1934 - Johnny Max Thompson was born in Chicago, Illinois, U.S. (died 2019). He was awarded one of the highest honors in the magician community, a master fellowship with the academy of magic arts, widely known as a mentor and teacher of magic.

Circa 1940 - Edward M. Massey invents the finger chopper, which becomes many young magicians' first trick.

1955 & 1948 - Penn Jillette and Teller were born. The duo has been featured in the show “ Fool us”.

1949 - The first publication of Royal Road to Card Magic Written by Jean Hugard and Fred Braue, it's still an important first text for card magicians today.

1952 - The first publication of Modern Coin Magic Written by JB Bobo, considered by some the "bible" of coin magic, many other works reference this one.

1956 - David Copperfield is born on September 16, as David Seth Kotkin.

1960 - Lance Burton is born on March 10, as William Lance Burton in Louisville, Kentucky.

1963 - The Magic Castle is formed by Bill, Irene, and Milt Larsen in Hollywood USA by converting a 1908 Victorian mansion to a centre of magical excellence. Many leading magicians have performed there. Dai Vernon was a resident magician in the latter part of his life.

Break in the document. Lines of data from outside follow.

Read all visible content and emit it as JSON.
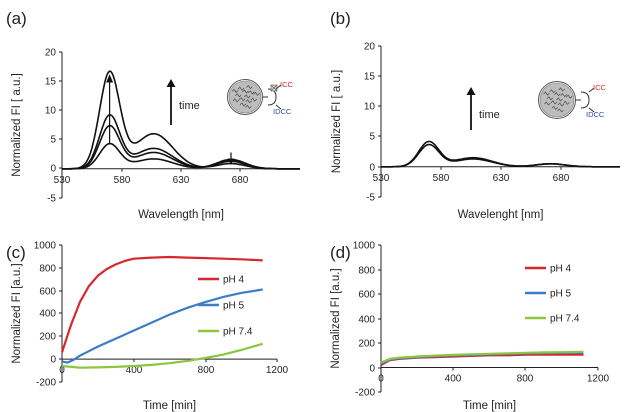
{
  "chart_data": [
    {
      "id": "a",
      "panel_label": "(a)",
      "type": "line",
      "xlabel": "Wavelength [nm]",
      "ylabel": "Normalized FI [  a.u.]",
      "xlim": [
        530,
        730
      ],
      "ylim": [
        -5,
        20
      ],
      "xticks": [
        "530",
        "580",
        "630",
        "680"
      ],
      "yticks": [
        "-5",
        "0",
        "5",
        "10",
        "15",
        "20"
      ],
      "annotation": "time",
      "inset_labels": {
        "top": "ICC",
        "bottom": "IDCC"
      },
      "series": [
        {
          "peak": 4.2,
          "shoulder": 1.7,
          "red": 1.6
        },
        {
          "peak": 7.2,
          "shoulder": 2.8,
          "red": 1.5
        },
        {
          "peak": 9.0,
          "shoulder": 3.5,
          "red": 1.3
        },
        {
          "peak": 16.3,
          "shoulder": 6.0,
          "red": 0.9
        }
      ]
    },
    {
      "id": "b",
      "panel_label": "(b)",
      "type": "line",
      "xlabel": "Wavelenght [nm]",
      "ylabel": "Normalized FI [  a.u.]",
      "xlim": [
        530,
        730
      ],
      "ylim": [
        -5,
        20
      ],
      "xticks": [
        "530",
        "580",
        "630",
        "680"
      ],
      "yticks": [
        "-5",
        "0",
        "5",
        "10",
        "15",
        "20"
      ],
      "annotation": "time",
      "inset_labels": {
        "top": "ICC",
        "bottom": "IDCC"
      },
      "series": [
        {
          "peak": 3.6,
          "shoulder": 1.3,
          "red": 0.5
        },
        {
          "peak": 4.1,
          "shoulder": 1.5,
          "red": 0.5
        }
      ]
    },
    {
      "id": "c",
      "panel_label": "(c)",
      "type": "line",
      "xlabel": "Time [min]",
      "ylabel": "Normalized FI   [a.u.]",
      "xlim": [
        0,
        1200
      ],
      "ylim": [
        -200,
        1000
      ],
      "xticks": [
        "0",
        "400",
        "800",
        "1200"
      ],
      "yticks": [
        "-200",
        "0",
        "200",
        "400",
        "600",
        "800",
        "1000"
      ],
      "series": [
        {
          "name": "pH 4",
          "color": "#d7282d",
          "points": [
            [
              0,
              60
            ],
            [
              50,
              300
            ],
            [
              100,
              500
            ],
            [
              150,
              640
            ],
            [
              200,
              730
            ],
            [
              250,
              790
            ],
            [
              300,
              830
            ],
            [
              350,
              860
            ],
            [
              400,
              880
            ],
            [
              500,
              890
            ],
            [
              600,
              895
            ],
            [
              700,
              890
            ],
            [
              800,
              885
            ],
            [
              900,
              880
            ],
            [
              1000,
              875
            ],
            [
              1120,
              865
            ]
          ]
        },
        {
          "name": "pH 5",
          "color": "#3d7dc8",
          "points": [
            [
              0,
              -20
            ],
            [
              30,
              -30
            ],
            [
              60,
              -10
            ],
            [
              100,
              30
            ],
            [
              200,
              110
            ],
            [
              300,
              180
            ],
            [
              400,
              250
            ],
            [
              500,
              320
            ],
            [
              600,
              390
            ],
            [
              700,
              450
            ],
            [
              800,
              500
            ],
            [
              900,
              545
            ],
            [
              1000,
              580
            ],
            [
              1120,
              610
            ]
          ]
        },
        {
          "name": "pH 7.4",
          "color": "#8cc63f",
          "points": [
            [
              0,
              -60
            ],
            [
              100,
              -75
            ],
            [
              200,
              -72
            ],
            [
              300,
              -68
            ],
            [
              400,
              -60
            ],
            [
              500,
              -50
            ],
            [
              600,
              -35
            ],
            [
              700,
              -15
            ],
            [
              800,
              10
            ],
            [
              900,
              40
            ],
            [
              1000,
              80
            ],
            [
              1120,
              135
            ]
          ]
        }
      ]
    },
    {
      "id": "d",
      "panel_label": "(d)",
      "type": "line",
      "xlabel": "Time [min]",
      "ylabel": "Normalized FI   [a.u.]",
      "xlim": [
        0,
        1200
      ],
      "ylim": [
        -200,
        1000
      ],
      "xticks": [
        "0",
        "400",
        "800",
        "1200"
      ],
      "yticks": [
        "-200",
        "0",
        "200",
        "400",
        "600",
        "800",
        "1000"
      ],
      "series": [
        {
          "name": "pH 4",
          "color": "#d7282d",
          "points": [
            [
              0,
              20
            ],
            [
              50,
              60
            ],
            [
              100,
              70
            ],
            [
              200,
              80
            ],
            [
              300,
              85
            ],
            [
              400,
              90
            ],
            [
              500,
              95
            ],
            [
              600,
              100
            ],
            [
              700,
              100
            ],
            [
              800,
              105
            ],
            [
              900,
              105
            ],
            [
              1000,
              105
            ],
            [
              1120,
              105
            ]
          ]
        },
        {
          "name": "pH 5",
          "color": "#3d7dc8",
          "points": [
            [
              0,
              30
            ],
            [
              50,
              65
            ],
            [
              100,
              75
            ],
            [
              200,
              85
            ],
            [
              300,
              92
            ],
            [
              400,
              98
            ],
            [
              500,
              102
            ],
            [
              600,
              108
            ],
            [
              700,
              112
            ],
            [
              800,
              115
            ],
            [
              900,
              118
            ],
            [
              1000,
              120
            ],
            [
              1120,
              120
            ]
          ]
        },
        {
          "name": "pH 7.4",
          "color": "#8cc63f",
          "points": [
            [
              0,
              40
            ],
            [
              50,
              70
            ],
            [
              100,
              80
            ],
            [
              200,
              90
            ],
            [
              300,
              97
            ],
            [
              400,
              103
            ],
            [
              500,
              108
            ],
            [
              600,
              112
            ],
            [
              700,
              116
            ],
            [
              800,
              120
            ],
            [
              900,
              123
            ],
            [
              1000,
              125
            ],
            [
              1120,
              128
            ]
          ]
        }
      ]
    }
  ]
}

1968 - The book Thirteen Steps To Mentalism by Corinda was published and is one of the most famous books on mentalism.

1972 - New York's first magic show spot The Magic Towne House is opened by Ed Davis and taken over by Dorothy Dietrich (then a teenager) and Dick Brookz. It featured such notables as Frank Garcia, Jack London, Harry Blackstone, Jr., etc. Performers who got their start their included Eric DeCamps, Rocco Silano, Johnny Ace Palmer, Jeff McBride and Michael Chaut. Years later Chaut would organize Monday Night Magic after The Magic Towne House closed in the 1980s.

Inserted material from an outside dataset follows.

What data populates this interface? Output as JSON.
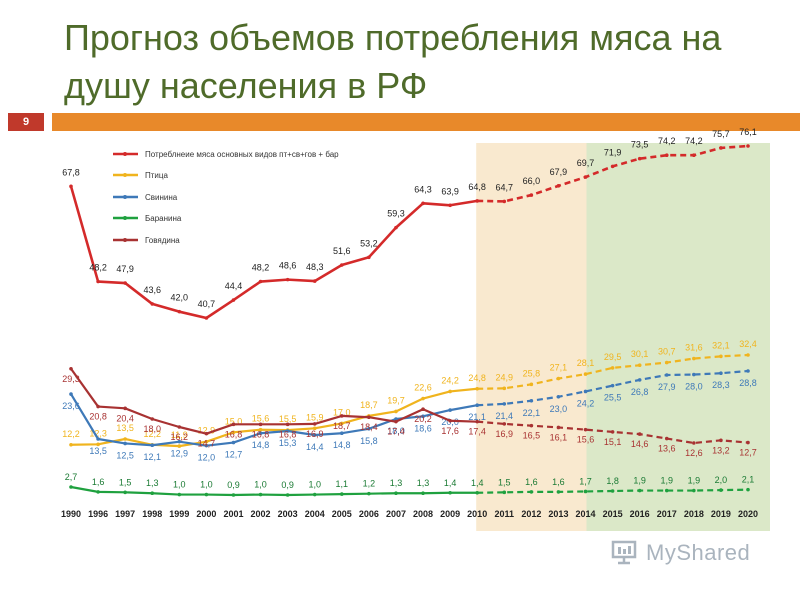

1974 - The musical The Magic Show starring Doug Henning opens on Broadway and ushers in a new "Golden Age" of magic.

1977 - Marco the Magi presents Le Grand David and his own Spectacular Magic Company premieres on February 20 in Beverly, Massachusetts. It runs for 35 years (until Spring of 2012) and becomes the longest running "Resident Magic Show" in history.

1977 - Jeff Sheridan, a street magician in New York's Central Park, publishes STREET MAGIC - An Illustrated History of Wandering Magicians and Their Conjuring Arts. Published by Dolphin Books, an imprint of Doubleday & Company.

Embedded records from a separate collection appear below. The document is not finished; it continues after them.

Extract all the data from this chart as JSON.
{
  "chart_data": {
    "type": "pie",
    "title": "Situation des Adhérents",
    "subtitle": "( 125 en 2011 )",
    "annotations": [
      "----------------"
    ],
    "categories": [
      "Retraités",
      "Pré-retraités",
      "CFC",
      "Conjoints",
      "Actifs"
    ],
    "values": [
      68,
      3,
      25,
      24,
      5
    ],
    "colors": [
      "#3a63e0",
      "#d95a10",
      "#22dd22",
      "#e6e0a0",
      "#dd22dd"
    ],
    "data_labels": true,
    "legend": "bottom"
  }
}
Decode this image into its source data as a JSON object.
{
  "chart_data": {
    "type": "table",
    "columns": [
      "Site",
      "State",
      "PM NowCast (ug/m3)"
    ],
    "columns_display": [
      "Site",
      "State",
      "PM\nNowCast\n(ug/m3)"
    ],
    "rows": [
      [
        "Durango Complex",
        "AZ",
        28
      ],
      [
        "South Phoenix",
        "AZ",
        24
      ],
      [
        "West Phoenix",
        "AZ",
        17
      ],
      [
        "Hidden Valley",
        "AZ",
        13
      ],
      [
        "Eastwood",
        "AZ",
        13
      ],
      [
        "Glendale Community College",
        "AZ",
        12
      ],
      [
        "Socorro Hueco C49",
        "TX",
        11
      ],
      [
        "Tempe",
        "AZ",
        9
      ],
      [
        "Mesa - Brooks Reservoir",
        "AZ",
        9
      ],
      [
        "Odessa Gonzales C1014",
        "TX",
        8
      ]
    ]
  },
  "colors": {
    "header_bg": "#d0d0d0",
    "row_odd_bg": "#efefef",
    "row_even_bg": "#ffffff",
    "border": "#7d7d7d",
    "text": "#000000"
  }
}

1980 - In July, Dorothy Dietrich, in her teens becomes the first, and as of 2019, and the only woman to do the "jinxed" bullet catch in her mouth, often referred to as "the stunt that scared Houdini." It was done under test conditions at the annual International Brother of Magicians Convention at Point State Park in front of hundreds of paying attendees and the general public. It was televised worldwide and got international press.

1988 - The Houdini Museum opens in Scranton, PA. The only building in the world dedicated to Houdini. The exhibit was originally in NYC at The Magic Towne House, NY's first and original Houdini Museum.

1994 - The first WWW magic stores appear following the older text type newsgroups and bulletin boards. Pictorial and information sites soon follow, changing the way magic is learned and distributed.

1997 - The Masked Magician, Val Valentino, provokes much controversy by exposing magic secrets on major Fox TV specials. David Blaine brings "Street Magic" to America.

1998 - World Of Illusion at Madison Square Garden launched the career of Criss Angel, followed by Criss Angel Mindfreak which ran until 2003.

2011 - Dynamo releases a magic series Dynamo: Magician Impossible, and goes on to release 3 more series in the following years.

2011 - Destroyed by vandals, Houdini's gravesite bust returned secretly at cost of $10,000 by Houdini Museum's Dorothy Dietrich and Dick Brooks.